Cochabamba Bolivian Earth Summit


A real earth summit just concluded on Earth Day 40 in Cochabamba, Bolivia (home to the water wars, where the people expelled Bechtel and their water privatization scheme and ultimately toppled the corrupt government). The premise of this summit was to ameliorate the problems of climate change and deal equitably with carbon debt. 20% of the population, from the rich Global North developed countries currently produces over 80% of the CO2 emissions while 80% of the population mainly from the developing countries in the Global South only produce 20% of the CO2 emissions. The Copenhagen summit last December failed to note this inequity and when climate negotiators from the Global South refused to sign the Copenhagen deal that only mandated the USA to go back to 2005 CO2 standards and imposed more stringent level on the developing countries, the US took back funds earmarked for climate help in Bolivia, Ecuador and elsewhere in the world. This stiffles any new green development and alternative energy and perpetuates current CO2 producing climate changing industry, (mining, soya and cattle production and deforestation from logging operations) most of which is owned and operated by multinationals regulated under the IMF and World Bank to pay for other debts incurred by economic hitmen during decades of US sanctioned and supported dictators.

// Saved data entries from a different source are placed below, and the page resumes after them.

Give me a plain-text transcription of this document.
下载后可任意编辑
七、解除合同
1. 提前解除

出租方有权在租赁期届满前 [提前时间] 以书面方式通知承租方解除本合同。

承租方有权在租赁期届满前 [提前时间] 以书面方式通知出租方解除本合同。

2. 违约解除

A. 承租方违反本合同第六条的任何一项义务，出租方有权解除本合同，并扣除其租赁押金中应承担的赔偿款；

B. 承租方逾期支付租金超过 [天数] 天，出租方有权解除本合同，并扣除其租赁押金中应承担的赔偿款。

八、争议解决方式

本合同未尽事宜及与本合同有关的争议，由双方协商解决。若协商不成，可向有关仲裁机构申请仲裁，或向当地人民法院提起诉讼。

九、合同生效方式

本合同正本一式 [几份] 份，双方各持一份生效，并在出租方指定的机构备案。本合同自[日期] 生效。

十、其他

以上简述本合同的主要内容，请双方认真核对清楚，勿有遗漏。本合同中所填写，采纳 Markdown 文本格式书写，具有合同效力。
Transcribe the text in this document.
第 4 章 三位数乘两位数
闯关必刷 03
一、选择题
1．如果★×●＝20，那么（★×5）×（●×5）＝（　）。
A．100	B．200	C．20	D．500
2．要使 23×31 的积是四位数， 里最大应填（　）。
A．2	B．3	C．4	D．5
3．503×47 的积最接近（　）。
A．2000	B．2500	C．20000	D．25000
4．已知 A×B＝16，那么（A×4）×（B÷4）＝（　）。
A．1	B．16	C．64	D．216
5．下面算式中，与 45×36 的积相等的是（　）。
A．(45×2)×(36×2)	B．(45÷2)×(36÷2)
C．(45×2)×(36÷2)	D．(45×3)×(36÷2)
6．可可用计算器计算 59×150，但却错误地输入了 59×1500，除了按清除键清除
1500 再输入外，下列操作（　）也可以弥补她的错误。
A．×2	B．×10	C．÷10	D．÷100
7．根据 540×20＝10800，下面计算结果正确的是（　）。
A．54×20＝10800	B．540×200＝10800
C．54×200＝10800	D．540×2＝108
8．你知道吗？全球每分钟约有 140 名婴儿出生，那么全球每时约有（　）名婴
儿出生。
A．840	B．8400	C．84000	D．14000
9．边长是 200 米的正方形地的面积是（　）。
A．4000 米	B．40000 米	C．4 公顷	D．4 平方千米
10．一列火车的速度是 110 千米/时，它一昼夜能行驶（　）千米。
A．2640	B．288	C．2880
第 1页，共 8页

In attendance at Cochabamba 17 working groups from approximately 55 countries worked on a World Referendum on Climate Change to keep temperatures from rising more than 2 degrees centigrade. Bolivia agreed to plant 10 million trees, protect indigenous peoples and their lands and asked that the $1.7 Trillion spent annually by the US on defense and war now be spent on climate change technologies around the world.

To set the global bar, Germany is in the process of signing an agreement with Ecuador to keep its oil reserves in the ground and compensate them for this lost income. This act will protect human health globally, keep CO2 out of the atmosphere by not drilling, refining or burning petroleum and protect the soil and water resources of indigenous peoples living in this region. This is the essence of real climate action. Kudos to Germany!

In response to this Bill Gates and Obama have agreed to make $8 Billion available for small scale farming projects in climate stressed regions. A small price and hardly an incentive to end large corporate farming and rain forest destruction. We know from history that local farming techniques and local seed varieties thrive and allow people to feed themselves at lower costs, stay on the land and earn a living without having to migrate to urban slums.

We live in a global world and everything is connected. Let's invoke the old environmental mantra, act local and think global. It can have positive outcomes for all.